Sacrificial Love: 1 John 3.11-24

Recently, our Woodland youth received a chance to serve. When a prominent community member was diagnosed with cancer, our kids (with adult supervision) turned up to cut, split and stack a pulp load of firewood. (That’s 12 face cords, also called “ricks” here in the Midwest). The turnout so impressed our neighbor that he called the local paper which ran a story. “A Great Place to Live,” the caption read.

I like that.  But I hope there’s a little more going on here. Far from a place where people just serve each other randomly, there is sacrificial love taking place up here in the woods. And, it turns out, sacrificial love is one of Apostle John’s tests of assurance we read about in 1 John 3.11-24.

According to the old apostle, sacrificial love issuing from our relationship with God is critical for our assurance that we belong to God.

Sacrificial love assures (:11-18). This is the message that you have heard from the beginning, that we should love one another. John is certainly thinking about Jesus’ teaching on love in John 13.34. In that passage, Jesus is teaching His disciples at the end of His ministry and just before His death. He’s speaking as one who has kept the Old Testament law perfectly and will now credit His perfect law-keeping to those who depend on Him. And more, Jesus will enable His followers to love with the same kind of love with which He loved them. That’s us today! When we love like Jesus we demonstrate that the content of the Gospel has moved from our minds to our inner persons.

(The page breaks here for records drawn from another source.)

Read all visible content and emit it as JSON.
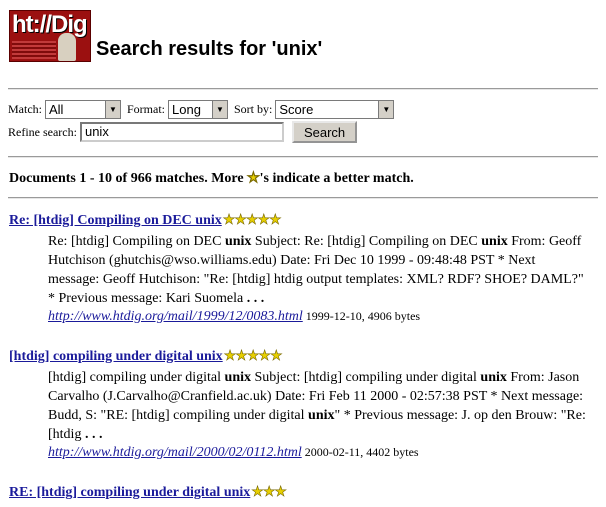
{
  "header": {
    "logo_text": "ht://Dig",
    "title": "Search results for 'unix'"
  },
  "form": {
    "match_label": "Match:",
    "match_value": "All",
    "format_label": "Format:",
    "format_value": "Long",
    "sortby_label": "Sort by:",
    "sortby_value": "Score",
    "refine_label": "Refine search:",
    "refine_value": "unix",
    "search_button": "Search"
  },
  "summary": {
    "text_before": "Documents 1 - 10 of 966 matches. More ",
    "text_after": "'s indicate a better match."
  },
  "results": [
    {
      "title": "Re: [htdig] Compiling on DEC unix",
      "stars": 5,
      "excerpt_parts": [
        "Re: [htdig] Compiling on DEC ",
        "unix",
        " Subject: Re: [htdig] Compiling on DEC ",
        "unix",
        " From: Geoff Hutchison (ghutchis@wso.williams.edu) Date: Fri Dec 10 1999 - 09:48:48 PST * Next message: Geoff Hutchison: \"Re: [htdig] htdig output templates: XML? RDF? SHOE? DAML?\" * Previous message: Kari Suomela"
      ],
      "ellipsis": " . . .",
      "url": "http://www.htdig.org/mail/1999/12/0083.html",
      "meta": "1999-12-10, 4906 bytes"
    },
    {
      "title": "[htdig] compiling under digital unix",
      "stars": 5,
      "excerpt_parts": [
        "[htdig] compiling under digital ",
        "unix",
        " Subject: [htdig] compiling under digital ",
        "unix",
        " From: Jason Carvalho (J.Carvalho@Cranfield.ac.uk) Date: Fri Feb 11 2000 - 02:57:38 PST * Next message: Budd, S: \"RE: [htdig] compiling under digital ",
        "unix",
        "\" * Previous message: J. op den Brouw: \"Re: [htdig"
      ],
      "ellipsis": " . . .",
      "url": "http://www.htdig.org/mail/2000/02/0112.html",
      "meta": "2000-02-11, 4402 bytes"
    },
    {
      "title": "RE: [htdig] compiling under digital unix",
      "stars": 3
    }
  ],
  "colors": {
    "link": "#1a1a9a",
    "star": "#e8d000",
    "logo_bg": "#9b1010"
  },
  "icons": {
    "star": "star-icon",
    "dropdown": "chevron-down-icon"
  }
}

John wants us to know more about this heart-change and what sacrificial love looks like, so he lists five things about sacrificial love in this section:

  1. Sacrificial love will be opposed by the world (:12-13). Cain, in the true account from Genesis 4, proves to be the original example. He murdered his brother because he was angry with God for rejecting his sacrifice.  Abel, his brother, had brought his own sacrifice “in faith” (Hebrews 11). So goes the world. We’ll be opposed, if we love like Jesus, because Jesus is opposed (Jn 15.18).
  2. Sacrificial love evidences life (:14-15). We evidence life when we sacrifice, because this is the oppose of hate, which Jesus compares to murder (Matt 5.21-22). Love embraces our brother; hatred involves wishing our brother weren’t present.
  3. Sacrificial love originates with Jesus (:16). By this we know love, that he laid down his life for us, and we ought to lay down our lives for the brothers. This is the heroic sacrifice of Jesus, the most important event ever, and it is a kind of sacrifice that reoccurs through His people through the ordinary business of Christian service.
  4. Sacrificial love looks like practical kindness (:17). But if anyone has the world’s goods and sees his brother in need, yet closes his heart against him, how does God’s love abide in him? These verses don’t say that we give in the same way to everybody. They don’t say we do only one kind of ministry. They do say we don’t “close our hearts” toward anybody.
  5. Sacrificial love is revealed not through talk but action (:18).

Easy, right? Let’s all go out and sacrifice for each other! But, it doesn’t work that way, does it? It so happens that my heart, yet in process as it is, sometimes doesn’t want to give up my time, money, hobbies and energy. Sometimes, I think people should do more for themselves. I might be right about that, but I’m not to “close” my heart.

Sacrificial love overcomes my reluctant heart and gives me confidence before God (:19-24). The rest of the passage tells me how God helps me when my heart is weak.

God helps me when I don’t want to love (:19-20). By this we shall know that we are of the truth and reassure our heart before him; for whenever our heart condemns us, God is greater than our hearts, and he knows everything. 

These verses make more sense when we understand that “reassure” (ESV) or “set to rest” (NIV) might better be translated “persuade or convince”. This is the reading of both the New English Translation and Holman Standard. Basically, this is describing what it looks like when I’m trying to serve but I don’t really want to. The language is probably from Deuteronomy 15.7-12 where the Israelites were told not to be stingy with their brothers. There’s going to be times when I need God to overcome my heart that, sometimes, opposes His work. God proves greater than my doubts and knows my struggles.

God blesses me when I do love (:21-22). When our hearts come clean with God, we have confidence before God. We receive what we ask of Him, because we ask according to His will, because we’re living in it by obedience.

God grows my confidence when I obey (:23-24). The benefits of of obedience are abiding in God and being assured that we belong to God by the Spirit He has given us. In other words, growing in assurance.

Loving sacrificially like Jesus grows our assurance that we belong to God. 

How about you? Is there somebody in your life God is asking you to love in a sacrificial way? When you do, you’ll participate in the life of God and see your assurance grow as your love increases.

Take a minute to answer a few questions:

How is the sacrifice of the world different from the sacrifice of God’s people?

What are some excuses that we sometimes use not to love each other sacrificially? How many of these excuses are particularly American? 

Was there ever a time when you hesitated to sacrifice for another believer but then finally did? What happened? How did you change? 

How has God used your own works of sacrificial love to increase your assurance of your own salvation?